Restaurant Andre is one of the most influential restaurants in Asia and has been part of the World’s 50 Best since the restaurant opened. “This has had a big impact and is important.” But did it influence you in your cooking style. “No. If has of course impacted my business but in terms of cuisine, there has been no change in our food because we have a strong believe in what we do and it is hard to change that,” he says.
Andre tells me that French people tend to tell him his cuisine is French while Asian people say its Asian. “I never tried to make something French. I never tried to make something Asian. I have an Asian look, that is who I am but I have my own cooking style. As long as it is good, it does not matter,” he says.
France is a very important food destination but you do not see a lot of chefs in the World’s 50 Best. Why is that I ask him. “It is probably a cultural thing. They do not travel that much. You see a lot of chefs who are focused on their restaurant and even until they are very old, they hardly travel to other places or leave their restaurants. I respect that,” he says.
André does not travel to find inspiration. “I believe in consistency. If you come to restaurant André, you do not want to see Spanish influence one year and Chinese influence the next year. What you want to see is consistency and a belief in what we do. I do not travel for inspiration though of course it is great to travel and to learn and share what we do and what we believe in particularly because we can only take 30 guests each day in the restaurant.”

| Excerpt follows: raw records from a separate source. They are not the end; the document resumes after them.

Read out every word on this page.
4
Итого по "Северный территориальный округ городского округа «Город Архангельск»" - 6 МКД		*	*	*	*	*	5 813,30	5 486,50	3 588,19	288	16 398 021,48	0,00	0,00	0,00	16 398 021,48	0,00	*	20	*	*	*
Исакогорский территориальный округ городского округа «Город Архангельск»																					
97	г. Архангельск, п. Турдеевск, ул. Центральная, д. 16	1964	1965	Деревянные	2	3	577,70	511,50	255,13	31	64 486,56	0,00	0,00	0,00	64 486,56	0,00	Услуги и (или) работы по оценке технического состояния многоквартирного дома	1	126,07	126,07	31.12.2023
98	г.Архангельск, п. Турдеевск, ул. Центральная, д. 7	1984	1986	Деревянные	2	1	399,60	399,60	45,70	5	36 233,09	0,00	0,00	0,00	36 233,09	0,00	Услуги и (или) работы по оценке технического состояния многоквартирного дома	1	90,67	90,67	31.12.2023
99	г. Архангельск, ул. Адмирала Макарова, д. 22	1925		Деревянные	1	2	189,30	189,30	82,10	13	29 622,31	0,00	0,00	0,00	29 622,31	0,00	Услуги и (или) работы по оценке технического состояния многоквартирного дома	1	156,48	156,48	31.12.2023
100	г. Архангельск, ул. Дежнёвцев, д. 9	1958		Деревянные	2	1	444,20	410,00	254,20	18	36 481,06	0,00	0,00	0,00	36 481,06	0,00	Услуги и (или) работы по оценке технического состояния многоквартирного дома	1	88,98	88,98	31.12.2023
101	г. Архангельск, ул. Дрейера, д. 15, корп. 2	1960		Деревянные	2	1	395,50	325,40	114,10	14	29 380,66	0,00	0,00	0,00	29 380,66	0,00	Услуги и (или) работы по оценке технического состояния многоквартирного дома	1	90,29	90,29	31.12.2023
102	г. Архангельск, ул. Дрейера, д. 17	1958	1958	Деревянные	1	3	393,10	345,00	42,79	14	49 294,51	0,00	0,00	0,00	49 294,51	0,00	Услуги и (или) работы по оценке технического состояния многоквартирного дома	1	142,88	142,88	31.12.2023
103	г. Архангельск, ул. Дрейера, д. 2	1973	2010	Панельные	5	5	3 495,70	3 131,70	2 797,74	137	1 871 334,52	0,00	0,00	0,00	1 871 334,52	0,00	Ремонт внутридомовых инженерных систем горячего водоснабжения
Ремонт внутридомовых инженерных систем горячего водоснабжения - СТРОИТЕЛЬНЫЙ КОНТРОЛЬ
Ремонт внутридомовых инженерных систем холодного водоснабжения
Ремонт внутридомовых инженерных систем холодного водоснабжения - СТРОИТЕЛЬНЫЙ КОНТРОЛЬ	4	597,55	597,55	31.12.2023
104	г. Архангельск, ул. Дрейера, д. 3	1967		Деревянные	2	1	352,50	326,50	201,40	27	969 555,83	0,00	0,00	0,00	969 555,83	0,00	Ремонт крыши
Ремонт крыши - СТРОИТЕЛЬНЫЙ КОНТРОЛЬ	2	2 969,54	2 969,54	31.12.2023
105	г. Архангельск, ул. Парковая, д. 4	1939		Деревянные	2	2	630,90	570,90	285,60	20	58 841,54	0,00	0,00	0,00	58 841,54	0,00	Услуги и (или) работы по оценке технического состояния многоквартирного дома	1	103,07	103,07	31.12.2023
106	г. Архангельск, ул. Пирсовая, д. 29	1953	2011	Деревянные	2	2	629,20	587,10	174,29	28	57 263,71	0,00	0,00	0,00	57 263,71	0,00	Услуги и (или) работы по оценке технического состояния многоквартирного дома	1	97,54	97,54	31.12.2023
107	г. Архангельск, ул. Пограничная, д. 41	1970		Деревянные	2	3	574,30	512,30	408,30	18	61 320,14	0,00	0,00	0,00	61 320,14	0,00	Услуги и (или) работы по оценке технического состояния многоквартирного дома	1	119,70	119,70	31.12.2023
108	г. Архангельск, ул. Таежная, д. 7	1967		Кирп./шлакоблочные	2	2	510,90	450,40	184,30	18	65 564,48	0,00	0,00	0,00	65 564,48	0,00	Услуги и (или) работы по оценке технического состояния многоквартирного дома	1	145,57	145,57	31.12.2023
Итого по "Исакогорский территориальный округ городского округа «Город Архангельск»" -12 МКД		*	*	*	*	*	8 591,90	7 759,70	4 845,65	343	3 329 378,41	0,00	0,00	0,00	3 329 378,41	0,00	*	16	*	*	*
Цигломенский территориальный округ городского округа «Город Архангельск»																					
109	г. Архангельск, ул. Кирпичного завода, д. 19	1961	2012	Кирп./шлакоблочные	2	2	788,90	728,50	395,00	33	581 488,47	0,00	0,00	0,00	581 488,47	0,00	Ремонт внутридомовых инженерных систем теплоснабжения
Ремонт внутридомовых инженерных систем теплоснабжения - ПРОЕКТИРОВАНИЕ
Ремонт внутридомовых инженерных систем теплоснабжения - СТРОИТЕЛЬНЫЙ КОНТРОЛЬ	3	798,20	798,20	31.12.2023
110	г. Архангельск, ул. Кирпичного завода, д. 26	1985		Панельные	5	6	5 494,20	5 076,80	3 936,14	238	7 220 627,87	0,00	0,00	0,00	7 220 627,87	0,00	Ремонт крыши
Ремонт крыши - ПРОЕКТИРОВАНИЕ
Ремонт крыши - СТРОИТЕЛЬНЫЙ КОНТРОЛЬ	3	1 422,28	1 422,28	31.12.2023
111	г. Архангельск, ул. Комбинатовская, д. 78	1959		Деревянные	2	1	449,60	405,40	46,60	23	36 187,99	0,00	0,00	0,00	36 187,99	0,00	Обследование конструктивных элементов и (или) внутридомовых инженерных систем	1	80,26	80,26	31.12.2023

He says that social media nor the internet influences him. “First of all I never read reviews and I never see what other people are saying. I think you must believe in what you do and focus on it rather that start panicking because someone said something. I try to avoid seeing anything about cooking on social media or in my readings. I read about other things. I am interested in other things like photography, architecture, colour, fashion, design, anything but if I am not in the kitchen, I do not think about the kitchen or food.”
André does not even cook at home. There are two reasons he tells me. “First, my wife is a very good cook. Second, when I am not at work, I do not think about because because it is so intense that you need to find something to balance it out. So I switch off and that also helps me in my creative process,” he says.

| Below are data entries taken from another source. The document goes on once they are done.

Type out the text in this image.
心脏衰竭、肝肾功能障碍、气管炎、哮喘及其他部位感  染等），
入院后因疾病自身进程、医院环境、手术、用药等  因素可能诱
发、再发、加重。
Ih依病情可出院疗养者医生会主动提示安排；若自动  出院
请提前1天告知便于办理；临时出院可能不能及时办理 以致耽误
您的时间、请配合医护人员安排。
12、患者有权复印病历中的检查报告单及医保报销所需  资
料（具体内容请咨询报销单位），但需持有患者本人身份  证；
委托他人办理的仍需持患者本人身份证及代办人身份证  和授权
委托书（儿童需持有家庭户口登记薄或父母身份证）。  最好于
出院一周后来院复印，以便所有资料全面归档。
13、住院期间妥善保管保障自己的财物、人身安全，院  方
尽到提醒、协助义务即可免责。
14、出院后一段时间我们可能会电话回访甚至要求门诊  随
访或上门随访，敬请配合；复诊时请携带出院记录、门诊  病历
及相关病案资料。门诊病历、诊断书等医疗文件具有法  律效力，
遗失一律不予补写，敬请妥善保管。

André Chiang’s Encyclopaedia of Octaphilosophy
Pure: Beauty is in anything and everything. Truth is in simplicity. Allow an ingredient to unfold and evolve to its full potential without being altered. To release its honest flavour, aroma and texture. Let everything be untouched.

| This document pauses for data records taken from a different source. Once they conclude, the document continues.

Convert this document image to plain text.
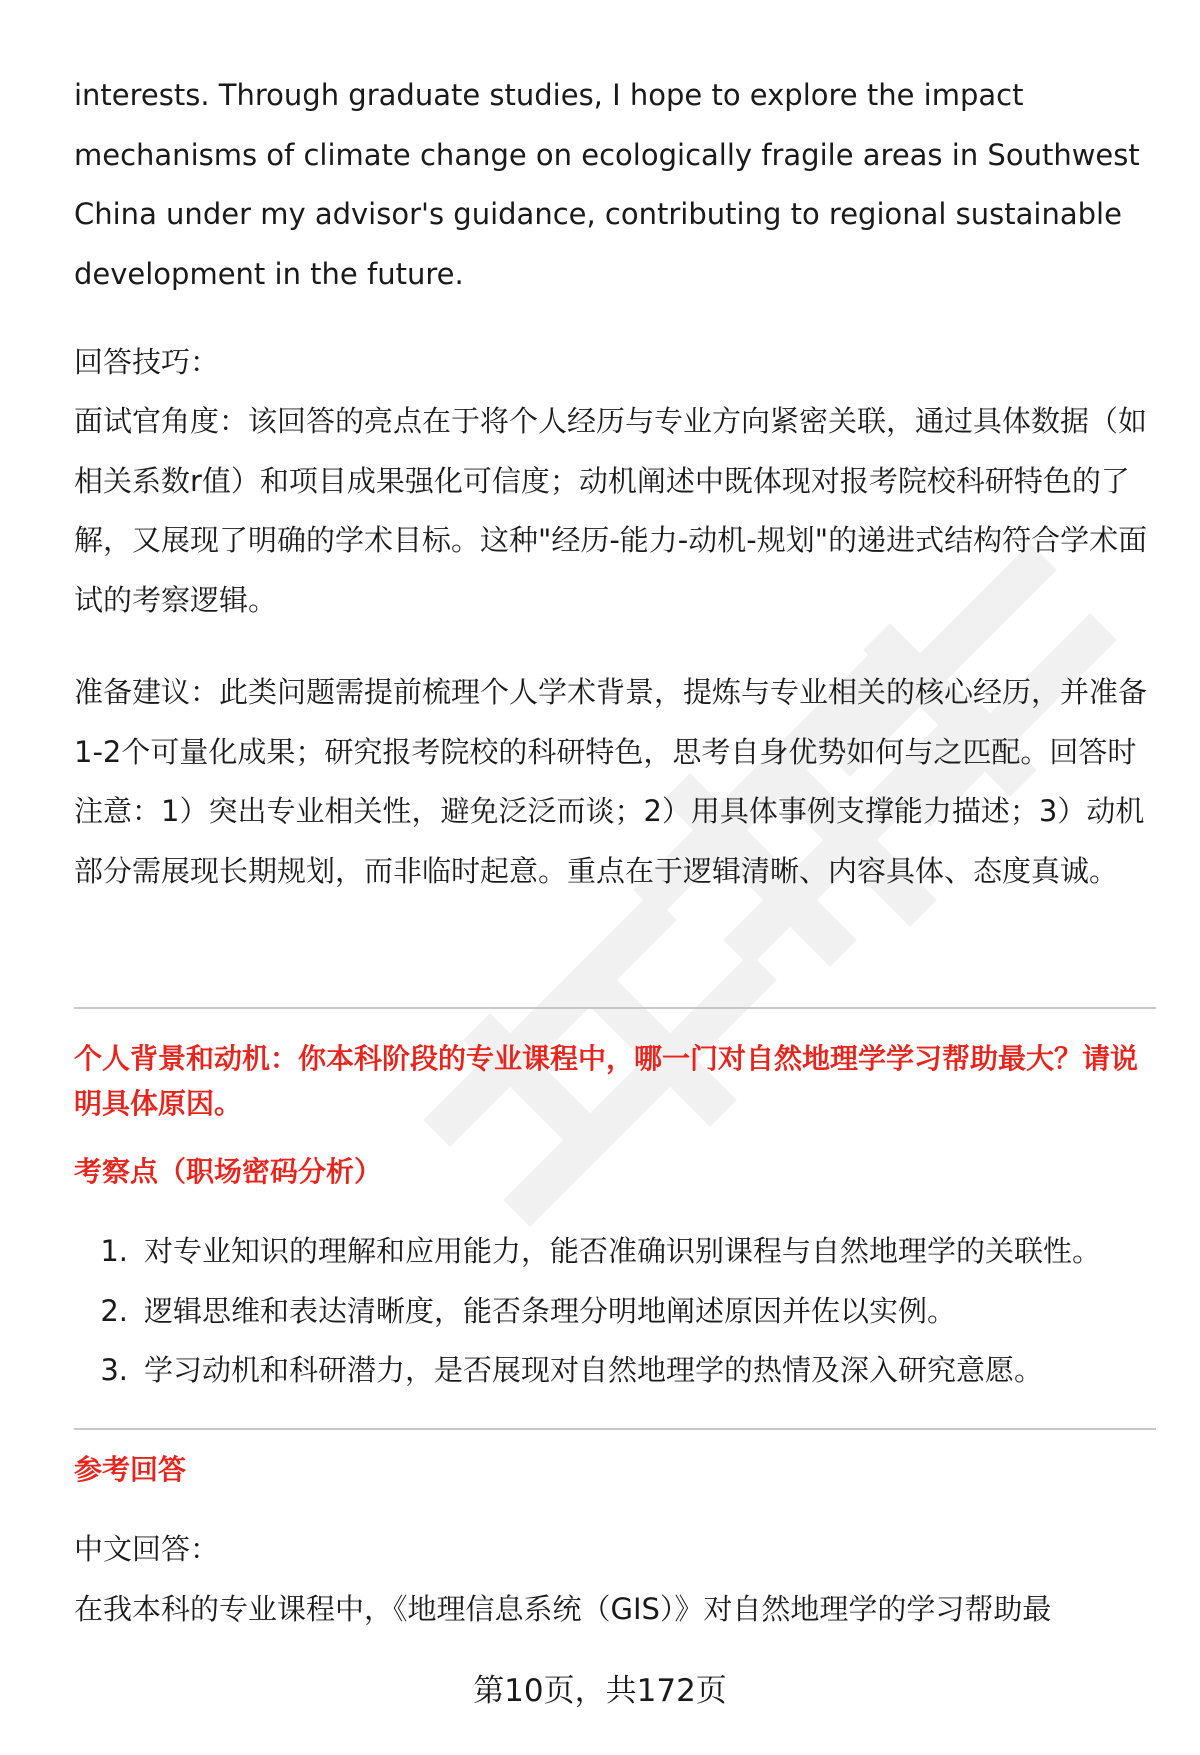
interests. Through graduate studies, I hope to explore the impact mechanisms of climate change on ecologically fragile areas in Southwest China under my advisor's guidance, contributing to regional sustainable development in the future.

回答技巧：

面试官角度：该回答的亮点在于将个人经历与专业方向紧密关联，通过具体数据（如相关系数r值）和项目成果强化可信度；动机阐述中既体现对报考院校科研特色的了解，又展现了明确的学术目标。这种"经历-能力-动机-规划"的递进式结构符合学术面试的考察逻辑。

准备建议：此类问题需提前梳理个人学术背景，提炼与专业相关的核心经历，并准备1-2个可量化成果；研究报考院校的科研特色，思考自身优势如何与之匹配。回答时注意：1）突出专业相关性，避免泛泛而谈；2）用具体事例支撑能力描述；3）动机部分需展现长期规划，而非临时起意。重点在于逻辑清晰、内容具体、态度真诚。

个人背景和动机：你本科阶段的专业课程中，哪一门对自然地理学学习帮助最大？请说明具体原因。

考察点（职场密码分析）

1. 对专业知识的理解和应用能力，能否准确识别课程与自然地理学的关联性。
2. 逻辑思维和表达清晰度，能否条理分明地阐述原因并佐以实例。
3. 学习动机和科研潜力，是否展现对自然地理学的热情及深入研究意愿。

参考回答

中文回答：

在我本科的专业课程中，《地理信息系统（GIS）》对自然地理学的学习帮助最

第10页，共172页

Salt: Sal-vation, sal-ary, sal-ad. Salt is not only the key to life, it also preserves, has been used as a currency, keeps away demons and makes food taste delicious. Salt is sea, civilised and essential.
Artisan: Practitioners of the art of cultivation deserve to be celebrated. Artisans carry history on their shoulders by passionate;y dedicating their lives to the craft of making a simple ingredient and turning it into gold.
South: Inhale the perfume of sun-drenched olive trees and ripe tomatoes. The air vibrates from joie de vivre. This is the South of France, the region that generously invites the adventurous, colourful spirit we call life.
Texture: Soft, crusty, hard, porous, slimy, dense, elastic…layers of texture composed as symphony, with the complexity of rhythm, loudness, silence…A delicious sensory experience.
Unique: Explore an ingredient with curiosity. Forget about habitual rules. Dare to challenge the imagination.
Memory: You are your memory. Memories are your best reference and your best friend. A memory can be revitalised and updated for as long as you live. Use your memories to enhance your practise of hedonism.
Terroir: The characteristics of a specific time and place, tradition and culture, geography and climate – incarnated into the ever-present origin.